Virgin Orbit’s LauncherOne rocket has failed in the UK


Virgin Orbit’s modified Boeing 747 — dubbed the “space girl” — took off from Newquay in the English county of Cornwall on Monday. 245 miles west of London, in the country’s first launch from UK soil. But almost two hours after the plane left the ground, Virgin Orbit revealed that the launch had failed.

“It appears that LauncherOne has suffered an anomaly that will prevent us from creating an orbit for this mission,” said Christopher Relf, ​​director of systems engineering and verification for Virgin Orbit, in the Virgin Orbit live stream covering the launch. LauncherOne is the name of the air rocket that hooked the ride under the wing of the Cosmic Girl plane.

There were no people on the rocket, which was expected to take off, only satellites in the air.

“We are considering the information and data we have received,” he added. “And we will be.” back with you in a moment with more.”

Continuation tweet from Virgin Orbit echoed Relph’s comments, reading: “It appears we have an anomaly that has prevented us from reaching orbit. We are evaluating the information.”

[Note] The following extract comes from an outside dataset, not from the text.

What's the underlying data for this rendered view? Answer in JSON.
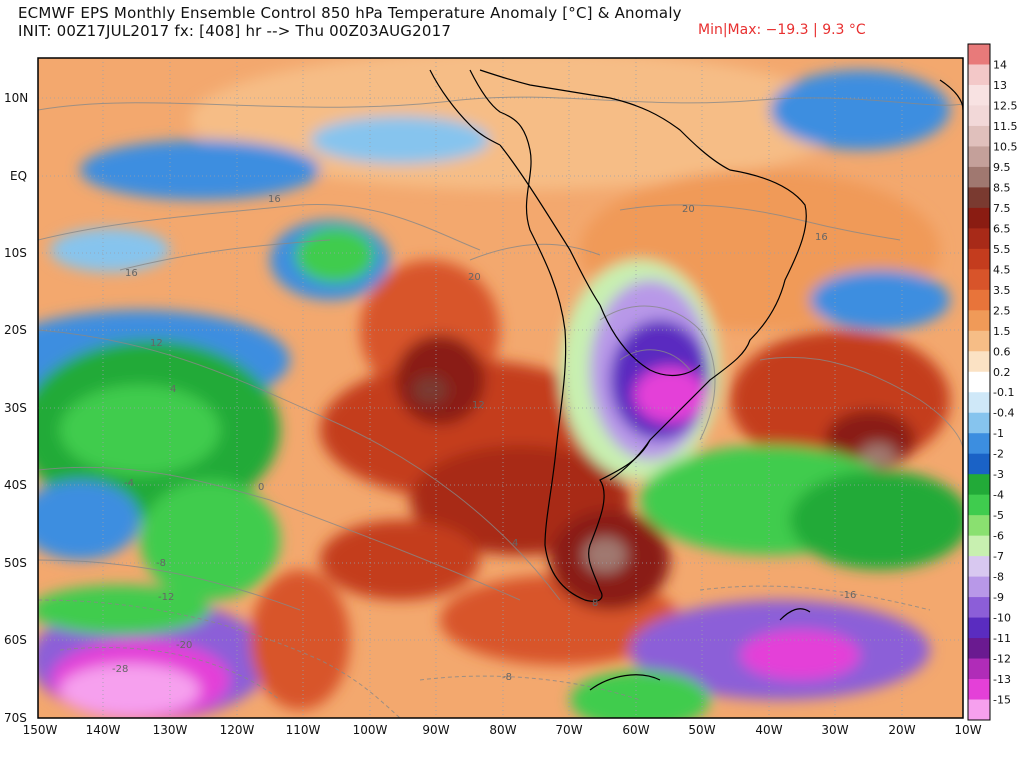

Monday’s event was aiming to mark the first successful launch from the UK, however technically the rocket is designed to be launched while Space Girl is in flight.

The modified Boeing 747 was flying at about 35,000 feet (10.7 kilometers) before release the rocket strapped under the wing.

Virgin Orbit expected LauncherOne to travel between 310 and 745 miles (499 and 1,199 kilometers) above the Earth’s surface and then release nine satellites into low Earth orbit.

It was not immediately clear what caused the rocket to malfunction.

The launch was intended to be the first for Virgin Orbit — a subsidiary of Richard Branson’s Virgin Group — of commercial satellites from Western Europe, and the first launch for Virgin Orbit outside the United States.

As of January 2021, the US-based company has conducted four successful launches from California’s Mojave Desert. The company has experienced one previous failure. Virgin Orbit’s first launch attempt from California in May 2020 failed due to engine problems.

Virgin Orbit’s Cosmic Girl aircraft and crew returned safely to Earth after Monday’s launch, the company confirmed in a live broadcast.

Ahead of the summer, Virgin Orbit chief executive Dan Hart described the UK mission as a “historic endeavour”.

“This launch marks the opening of a new era in the UK space industry and new partnerships between industry, government and allies,” he said in a statement released on Friday.

A converted Virgin Atlantic Boeing 747 is carrying Virgin Orbit's LauncherOne rocket.

The satellites on board Monday were owned by seven customers, including private companies and government agencies. Among other things, the satellites were expected to be used to prevent illegal trade, smuggling and terrorism, the company said on Friday, as well as to reduce the impact of production on the environment.

The mission, named “Start Me Up” after the 1981 Rolling Stones song, was a joint venture between Virgin Orbit, the British Space Agency, the local government of Cornwall and the Royal Air Force of Great Britain.

The launch is expected to mark a key milestone in the UK’s growing commercial satellite sector.

The country has been working on commercial spaceports for several years in an attempt to capture a larger share of the fast-growing global space market, which Morgan Stanley estimates could be worth over $1 trillion by 2040.

The country’s £16.5 billion ($20 billion) space industry directly supported around 47,000 jobs between 2019 and 2020, according to the latest available government figures.

Ian Annett, deputy chief executive of the British Space Agency, said on Friday that the launch signaled a “new era” for Britain’s space industry, “putting [it] firmly on the map as Europe’s leading destination for the commercial launch of small satellites.”

“The development of new orbital launch capabilities is already generating growth, catalysing investment and creating jobs in Cornwall and other communities across the UK,” he added.

The small satellite industry is a growing business worldwide, but especially in the United States. Virgin Orbit was one of the first in a long list of start-up companies trying to build small rockets that could quickly and cheaply deliver lightweight satellites into orbit – is growing a business model that has dozens of global competitors. But the industry is also notoriously fickle. Other small rocket companies have also suffered setbacks in recent months and years, including US-based companies such as Firefly and Astra.